You posit the judge could make the bargain - but the judge can only make a bargain when he has something to judge, i.e., after a trial, and that is what the plea bargain is meant to avoid. The entire purpose of a plea bargain is to get a conviction without going into court.

If plea bargaining is being used to keep the justice system from overloading, perhaps the answer might be more judges, and more courtrooms.

A great many people serving life w/o parole are there because they were assured (by the DA's office, of course) that a jury would convict them and give them the DP - but if they cop a plea then the DP would be taken off the table. Many of those people would, had they gone to trial, be serving much lesser sentences for 2nd degree murder or manslaughter, but were terrified into pleading guilty by the threat of the DP. Does that serve the best interests of the state OR the defendant?
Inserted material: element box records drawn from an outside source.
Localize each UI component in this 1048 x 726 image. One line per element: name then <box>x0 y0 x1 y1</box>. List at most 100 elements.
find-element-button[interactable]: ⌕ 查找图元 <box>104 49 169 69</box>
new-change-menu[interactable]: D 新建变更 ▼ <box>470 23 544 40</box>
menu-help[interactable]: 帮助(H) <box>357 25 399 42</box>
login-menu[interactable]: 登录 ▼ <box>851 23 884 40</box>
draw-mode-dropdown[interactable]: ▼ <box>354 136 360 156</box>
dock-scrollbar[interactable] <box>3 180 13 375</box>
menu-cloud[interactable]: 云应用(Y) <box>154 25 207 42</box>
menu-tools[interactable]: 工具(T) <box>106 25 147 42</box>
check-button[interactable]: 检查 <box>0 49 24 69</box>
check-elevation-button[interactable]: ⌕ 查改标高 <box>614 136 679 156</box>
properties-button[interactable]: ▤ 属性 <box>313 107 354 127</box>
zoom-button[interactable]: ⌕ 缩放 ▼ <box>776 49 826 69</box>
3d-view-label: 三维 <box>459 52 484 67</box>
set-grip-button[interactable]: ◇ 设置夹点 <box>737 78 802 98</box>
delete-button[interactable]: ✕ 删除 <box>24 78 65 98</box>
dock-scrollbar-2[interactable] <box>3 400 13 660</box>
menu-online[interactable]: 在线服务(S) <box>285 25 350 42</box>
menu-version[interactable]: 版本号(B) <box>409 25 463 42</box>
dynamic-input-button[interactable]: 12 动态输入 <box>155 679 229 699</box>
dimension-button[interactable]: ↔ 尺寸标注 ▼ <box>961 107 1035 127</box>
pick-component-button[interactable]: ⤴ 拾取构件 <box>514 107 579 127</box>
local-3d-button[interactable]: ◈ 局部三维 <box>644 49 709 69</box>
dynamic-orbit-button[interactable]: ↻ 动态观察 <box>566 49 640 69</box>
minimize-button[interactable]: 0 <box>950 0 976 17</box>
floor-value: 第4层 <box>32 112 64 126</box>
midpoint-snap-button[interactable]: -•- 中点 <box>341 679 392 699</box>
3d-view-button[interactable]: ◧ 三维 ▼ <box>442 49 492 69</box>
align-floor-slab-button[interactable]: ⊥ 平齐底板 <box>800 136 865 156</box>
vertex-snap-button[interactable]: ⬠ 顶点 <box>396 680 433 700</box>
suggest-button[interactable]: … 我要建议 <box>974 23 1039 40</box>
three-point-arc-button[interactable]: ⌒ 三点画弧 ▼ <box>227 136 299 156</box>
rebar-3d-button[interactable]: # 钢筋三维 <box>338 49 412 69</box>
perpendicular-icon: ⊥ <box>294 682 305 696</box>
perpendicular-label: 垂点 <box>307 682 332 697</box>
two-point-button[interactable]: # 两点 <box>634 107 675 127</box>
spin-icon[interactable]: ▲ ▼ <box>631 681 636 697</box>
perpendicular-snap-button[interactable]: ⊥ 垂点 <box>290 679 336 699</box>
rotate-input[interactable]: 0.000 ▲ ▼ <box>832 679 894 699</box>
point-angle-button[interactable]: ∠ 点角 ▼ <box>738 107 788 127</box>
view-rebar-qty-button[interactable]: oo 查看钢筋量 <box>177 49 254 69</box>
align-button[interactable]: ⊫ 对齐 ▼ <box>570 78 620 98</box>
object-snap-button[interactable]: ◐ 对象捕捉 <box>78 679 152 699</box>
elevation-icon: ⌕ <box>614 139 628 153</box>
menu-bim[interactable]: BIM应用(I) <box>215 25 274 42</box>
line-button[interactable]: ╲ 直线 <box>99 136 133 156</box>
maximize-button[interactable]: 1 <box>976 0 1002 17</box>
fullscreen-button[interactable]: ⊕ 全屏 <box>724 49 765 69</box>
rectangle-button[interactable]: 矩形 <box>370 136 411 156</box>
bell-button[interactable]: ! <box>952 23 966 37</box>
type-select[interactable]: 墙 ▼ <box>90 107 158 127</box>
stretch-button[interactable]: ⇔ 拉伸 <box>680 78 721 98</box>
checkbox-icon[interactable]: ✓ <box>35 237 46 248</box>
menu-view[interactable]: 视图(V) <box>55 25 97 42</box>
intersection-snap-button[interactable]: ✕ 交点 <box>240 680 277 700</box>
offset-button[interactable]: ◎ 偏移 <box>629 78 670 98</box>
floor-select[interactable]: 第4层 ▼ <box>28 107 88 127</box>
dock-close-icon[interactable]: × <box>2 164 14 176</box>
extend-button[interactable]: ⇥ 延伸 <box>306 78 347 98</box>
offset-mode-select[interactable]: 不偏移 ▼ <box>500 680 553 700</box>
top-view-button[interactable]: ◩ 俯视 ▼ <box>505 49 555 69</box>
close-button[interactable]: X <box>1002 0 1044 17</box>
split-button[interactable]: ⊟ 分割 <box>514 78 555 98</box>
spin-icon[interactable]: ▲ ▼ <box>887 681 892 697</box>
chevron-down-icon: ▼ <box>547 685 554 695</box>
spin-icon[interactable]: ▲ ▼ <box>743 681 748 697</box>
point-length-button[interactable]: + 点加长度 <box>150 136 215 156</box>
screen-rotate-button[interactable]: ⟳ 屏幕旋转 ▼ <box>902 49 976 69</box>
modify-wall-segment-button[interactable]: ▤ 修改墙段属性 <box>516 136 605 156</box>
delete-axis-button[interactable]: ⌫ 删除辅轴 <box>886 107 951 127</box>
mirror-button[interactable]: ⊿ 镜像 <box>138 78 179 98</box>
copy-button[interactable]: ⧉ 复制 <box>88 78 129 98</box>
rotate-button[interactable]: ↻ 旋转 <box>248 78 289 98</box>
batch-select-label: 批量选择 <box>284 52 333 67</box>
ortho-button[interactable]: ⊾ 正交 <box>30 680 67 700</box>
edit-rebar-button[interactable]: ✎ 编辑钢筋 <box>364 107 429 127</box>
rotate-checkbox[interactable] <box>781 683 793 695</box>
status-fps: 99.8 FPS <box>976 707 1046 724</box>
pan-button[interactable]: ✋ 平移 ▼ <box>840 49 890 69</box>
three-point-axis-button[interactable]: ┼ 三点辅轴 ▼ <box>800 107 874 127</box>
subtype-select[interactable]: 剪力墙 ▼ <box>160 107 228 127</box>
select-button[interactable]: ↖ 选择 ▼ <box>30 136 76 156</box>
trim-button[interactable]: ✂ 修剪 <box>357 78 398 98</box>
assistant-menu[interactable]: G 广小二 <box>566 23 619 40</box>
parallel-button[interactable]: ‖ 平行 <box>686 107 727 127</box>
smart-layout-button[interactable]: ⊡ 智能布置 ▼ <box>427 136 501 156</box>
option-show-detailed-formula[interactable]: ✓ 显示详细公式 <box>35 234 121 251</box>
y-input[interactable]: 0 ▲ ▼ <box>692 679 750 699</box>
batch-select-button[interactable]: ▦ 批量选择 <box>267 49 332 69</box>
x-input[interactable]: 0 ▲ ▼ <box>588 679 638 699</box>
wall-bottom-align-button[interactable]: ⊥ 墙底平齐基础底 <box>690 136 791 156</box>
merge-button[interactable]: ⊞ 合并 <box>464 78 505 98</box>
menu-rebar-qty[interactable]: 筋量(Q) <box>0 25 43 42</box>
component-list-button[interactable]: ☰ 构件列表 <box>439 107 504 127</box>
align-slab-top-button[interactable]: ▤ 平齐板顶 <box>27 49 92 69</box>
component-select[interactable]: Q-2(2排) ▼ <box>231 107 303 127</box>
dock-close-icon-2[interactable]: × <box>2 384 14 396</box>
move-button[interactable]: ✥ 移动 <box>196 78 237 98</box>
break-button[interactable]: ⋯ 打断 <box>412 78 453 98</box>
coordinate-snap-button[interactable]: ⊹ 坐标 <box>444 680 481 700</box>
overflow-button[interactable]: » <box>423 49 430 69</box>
Prosecutors love plea bargaining because it makes their jobs easier - it is simpler to terrify some undereducated kid than it is to do the work of trying a case.

IMO, if your case is too weak to put in front of a jury, don't file it. It it is strong enough to get a conviction on the heaviest possible charge, file for that heaviest possible charge. If it is somewhere in between, THEN, MAYBE you can talk about plea bargaining. But it should be a LAST resort, not the preferred mode.

We are guaranteed a trial by jury by the constitution. Plea-bargaining is a way around that constitutional guarantee, and results in terrorism by the DA's office. That's not justice.